The result is “a cocooned way of life,” with people “unaware of how their lives really affect each other and the world.” The farmers’ market is about living in place, not above it.
… One of the most successful is St. Stephen’s Market at St. Stephen’s Episcopal Church in Richmond, Virginia. Gary Jones, the senior minister at St. Stephen’s, refers to the market as the “Saturday congregation.” Every week, vendors bring their wares to the market, where the church also invites musicians to play, provides an onsite café, hosts food trucks, and offers activities for children. St. Stephen’s opened the market as an act of hospitality. Kate Ruby, the market manager says, “Everyone is welcome, the church, the neighborhood at large. Everyone is welcome at the market. Bring your dog. Bring your kids.” The purpose of the market is “connection,” a spiritual principle that the organizers trust makes the world better through care for the environment, building community, and teaching people how place and food are related.
… Farmers’ markets are only one indication of a larger trend: the desire for meaningful local community and to locate in a place appears to be an ever-growing reality for vast numbers of people. A recent study of American adults showed that three-quarters of the population believe the nation’s economic future is dependent on the health and quality of local communities. Both the youngest and oldest American workers would rather choose a desirable place to live than a company to work for.

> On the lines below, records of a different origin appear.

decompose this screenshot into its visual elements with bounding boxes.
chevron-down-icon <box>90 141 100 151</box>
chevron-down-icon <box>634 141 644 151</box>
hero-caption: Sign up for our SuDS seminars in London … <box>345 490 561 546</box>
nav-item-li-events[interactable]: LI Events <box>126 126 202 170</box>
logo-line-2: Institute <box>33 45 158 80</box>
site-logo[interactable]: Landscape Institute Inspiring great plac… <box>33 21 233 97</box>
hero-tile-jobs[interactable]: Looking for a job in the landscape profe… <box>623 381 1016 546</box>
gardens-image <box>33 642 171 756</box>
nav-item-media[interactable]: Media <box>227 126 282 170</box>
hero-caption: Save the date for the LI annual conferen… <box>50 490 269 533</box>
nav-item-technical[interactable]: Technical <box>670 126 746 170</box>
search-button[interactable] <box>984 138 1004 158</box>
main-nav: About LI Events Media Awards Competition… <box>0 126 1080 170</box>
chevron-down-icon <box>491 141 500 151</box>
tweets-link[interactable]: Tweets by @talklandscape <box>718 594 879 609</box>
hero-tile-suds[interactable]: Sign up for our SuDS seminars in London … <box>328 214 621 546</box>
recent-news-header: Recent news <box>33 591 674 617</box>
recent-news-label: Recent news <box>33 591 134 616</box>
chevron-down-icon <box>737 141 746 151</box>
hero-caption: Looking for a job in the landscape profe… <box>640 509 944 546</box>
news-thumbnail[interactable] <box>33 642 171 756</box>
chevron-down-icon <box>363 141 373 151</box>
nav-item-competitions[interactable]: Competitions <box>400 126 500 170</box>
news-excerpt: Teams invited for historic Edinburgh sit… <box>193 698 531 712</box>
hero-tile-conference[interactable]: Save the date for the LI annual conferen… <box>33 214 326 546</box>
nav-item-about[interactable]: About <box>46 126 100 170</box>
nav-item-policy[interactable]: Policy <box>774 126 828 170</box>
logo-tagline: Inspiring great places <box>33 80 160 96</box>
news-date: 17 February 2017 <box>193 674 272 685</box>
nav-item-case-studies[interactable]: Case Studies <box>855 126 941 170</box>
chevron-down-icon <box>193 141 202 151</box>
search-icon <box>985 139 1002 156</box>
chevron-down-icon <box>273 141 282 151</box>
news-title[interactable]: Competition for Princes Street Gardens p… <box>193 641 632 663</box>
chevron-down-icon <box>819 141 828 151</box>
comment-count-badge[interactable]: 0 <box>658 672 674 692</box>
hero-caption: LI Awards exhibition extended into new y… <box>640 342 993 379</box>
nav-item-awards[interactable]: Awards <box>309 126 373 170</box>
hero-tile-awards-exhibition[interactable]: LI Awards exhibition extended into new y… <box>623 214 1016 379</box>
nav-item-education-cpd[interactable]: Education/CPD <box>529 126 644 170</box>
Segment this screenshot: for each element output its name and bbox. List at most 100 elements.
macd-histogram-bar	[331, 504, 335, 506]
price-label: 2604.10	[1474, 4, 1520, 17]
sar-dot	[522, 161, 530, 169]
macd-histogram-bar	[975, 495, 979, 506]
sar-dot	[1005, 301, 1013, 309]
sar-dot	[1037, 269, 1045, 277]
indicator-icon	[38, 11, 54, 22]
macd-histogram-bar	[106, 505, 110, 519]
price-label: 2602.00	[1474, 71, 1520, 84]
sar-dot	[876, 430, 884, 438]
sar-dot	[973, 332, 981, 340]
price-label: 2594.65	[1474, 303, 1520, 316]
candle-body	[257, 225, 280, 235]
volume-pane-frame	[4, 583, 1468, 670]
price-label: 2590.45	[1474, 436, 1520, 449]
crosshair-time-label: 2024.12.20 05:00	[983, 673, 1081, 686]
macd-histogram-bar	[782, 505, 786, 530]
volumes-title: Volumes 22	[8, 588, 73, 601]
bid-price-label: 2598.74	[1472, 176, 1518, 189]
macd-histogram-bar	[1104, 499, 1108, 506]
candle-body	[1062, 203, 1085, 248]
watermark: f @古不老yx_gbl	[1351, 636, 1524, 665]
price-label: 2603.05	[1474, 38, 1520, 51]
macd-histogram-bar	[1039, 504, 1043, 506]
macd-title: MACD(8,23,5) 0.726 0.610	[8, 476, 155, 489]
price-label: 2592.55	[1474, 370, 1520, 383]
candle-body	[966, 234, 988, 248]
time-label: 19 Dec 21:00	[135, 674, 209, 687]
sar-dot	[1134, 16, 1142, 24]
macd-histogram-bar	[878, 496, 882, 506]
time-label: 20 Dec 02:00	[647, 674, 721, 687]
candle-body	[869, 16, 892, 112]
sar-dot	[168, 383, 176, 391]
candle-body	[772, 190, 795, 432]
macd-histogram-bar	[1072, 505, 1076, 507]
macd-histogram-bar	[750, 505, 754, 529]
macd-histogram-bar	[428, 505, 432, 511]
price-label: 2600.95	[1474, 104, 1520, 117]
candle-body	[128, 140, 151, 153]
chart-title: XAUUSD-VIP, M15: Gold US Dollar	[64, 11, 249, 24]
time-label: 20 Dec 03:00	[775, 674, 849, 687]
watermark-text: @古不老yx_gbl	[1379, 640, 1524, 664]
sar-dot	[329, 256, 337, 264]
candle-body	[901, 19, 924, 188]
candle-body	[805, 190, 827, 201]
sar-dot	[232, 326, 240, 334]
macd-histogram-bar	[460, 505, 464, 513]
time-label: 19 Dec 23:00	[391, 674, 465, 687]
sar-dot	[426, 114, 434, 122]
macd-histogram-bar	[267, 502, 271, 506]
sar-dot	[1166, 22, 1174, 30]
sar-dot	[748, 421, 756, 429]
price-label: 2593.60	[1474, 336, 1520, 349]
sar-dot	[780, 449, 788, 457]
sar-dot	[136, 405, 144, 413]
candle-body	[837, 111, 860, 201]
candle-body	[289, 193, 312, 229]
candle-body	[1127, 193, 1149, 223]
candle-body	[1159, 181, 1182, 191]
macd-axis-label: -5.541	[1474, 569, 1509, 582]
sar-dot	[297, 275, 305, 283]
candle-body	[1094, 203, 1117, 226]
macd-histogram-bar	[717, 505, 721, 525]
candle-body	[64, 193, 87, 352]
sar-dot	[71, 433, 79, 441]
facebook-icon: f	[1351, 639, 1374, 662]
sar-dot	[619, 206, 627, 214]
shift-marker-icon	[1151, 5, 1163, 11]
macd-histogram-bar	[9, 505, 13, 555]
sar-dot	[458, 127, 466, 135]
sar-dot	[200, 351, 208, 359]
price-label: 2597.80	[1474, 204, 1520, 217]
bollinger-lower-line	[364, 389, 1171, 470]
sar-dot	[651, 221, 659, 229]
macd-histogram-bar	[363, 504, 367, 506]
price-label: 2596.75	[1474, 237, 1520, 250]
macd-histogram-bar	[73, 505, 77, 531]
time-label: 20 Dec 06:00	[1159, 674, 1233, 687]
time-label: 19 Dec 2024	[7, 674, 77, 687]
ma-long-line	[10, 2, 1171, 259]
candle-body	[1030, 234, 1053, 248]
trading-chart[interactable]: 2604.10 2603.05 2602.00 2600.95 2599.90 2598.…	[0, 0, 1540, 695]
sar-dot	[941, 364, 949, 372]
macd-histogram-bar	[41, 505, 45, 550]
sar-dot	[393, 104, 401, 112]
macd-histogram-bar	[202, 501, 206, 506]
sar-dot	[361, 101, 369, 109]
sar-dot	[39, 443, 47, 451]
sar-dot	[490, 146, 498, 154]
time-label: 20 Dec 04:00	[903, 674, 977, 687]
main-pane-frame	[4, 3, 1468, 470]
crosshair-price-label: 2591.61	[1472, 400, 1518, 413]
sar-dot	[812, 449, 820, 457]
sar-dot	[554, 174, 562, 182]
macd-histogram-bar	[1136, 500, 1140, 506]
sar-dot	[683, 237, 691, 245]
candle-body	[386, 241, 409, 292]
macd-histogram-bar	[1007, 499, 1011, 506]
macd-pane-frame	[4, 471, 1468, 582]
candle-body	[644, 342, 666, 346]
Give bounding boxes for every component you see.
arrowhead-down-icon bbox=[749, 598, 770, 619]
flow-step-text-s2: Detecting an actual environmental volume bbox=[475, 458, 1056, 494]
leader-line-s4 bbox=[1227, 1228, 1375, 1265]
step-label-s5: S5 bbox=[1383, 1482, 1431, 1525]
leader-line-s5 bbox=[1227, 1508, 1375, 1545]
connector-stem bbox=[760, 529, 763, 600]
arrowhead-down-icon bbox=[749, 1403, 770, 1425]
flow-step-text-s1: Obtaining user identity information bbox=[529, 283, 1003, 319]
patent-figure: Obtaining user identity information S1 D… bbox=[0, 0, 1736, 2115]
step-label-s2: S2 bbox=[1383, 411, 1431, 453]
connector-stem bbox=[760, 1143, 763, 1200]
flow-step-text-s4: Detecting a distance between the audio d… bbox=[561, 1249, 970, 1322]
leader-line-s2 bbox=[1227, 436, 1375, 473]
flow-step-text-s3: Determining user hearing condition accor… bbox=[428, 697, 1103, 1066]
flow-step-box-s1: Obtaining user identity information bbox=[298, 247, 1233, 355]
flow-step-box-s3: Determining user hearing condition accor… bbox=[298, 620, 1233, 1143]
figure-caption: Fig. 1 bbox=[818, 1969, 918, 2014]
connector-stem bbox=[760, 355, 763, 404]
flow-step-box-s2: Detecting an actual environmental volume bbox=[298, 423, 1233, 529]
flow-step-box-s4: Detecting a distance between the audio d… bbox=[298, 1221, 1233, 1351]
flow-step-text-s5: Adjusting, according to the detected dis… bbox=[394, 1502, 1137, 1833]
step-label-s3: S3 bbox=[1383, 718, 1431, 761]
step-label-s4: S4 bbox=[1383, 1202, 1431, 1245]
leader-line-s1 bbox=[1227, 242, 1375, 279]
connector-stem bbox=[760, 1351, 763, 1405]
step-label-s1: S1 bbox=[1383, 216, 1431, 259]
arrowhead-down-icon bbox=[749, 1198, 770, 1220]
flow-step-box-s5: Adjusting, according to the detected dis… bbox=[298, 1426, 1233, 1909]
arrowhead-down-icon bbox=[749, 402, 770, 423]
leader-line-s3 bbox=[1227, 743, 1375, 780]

These poll results don’t seem to match up with Williamson’s article—he believes that we should move where the economic opportunities are, without letting small-town sentiments bind us. That this will bring us the most happiness in the long run.
But if Bass is right, you need a lot more than a steady job to cultivate human flourishing and happiness. There’s a cultural and social fabric, a deep and rich local community, that Americans are also searching for—and that they’re increasingly willing to work for, perhaps even stay for. This is the other half of the story that we can’t neglect.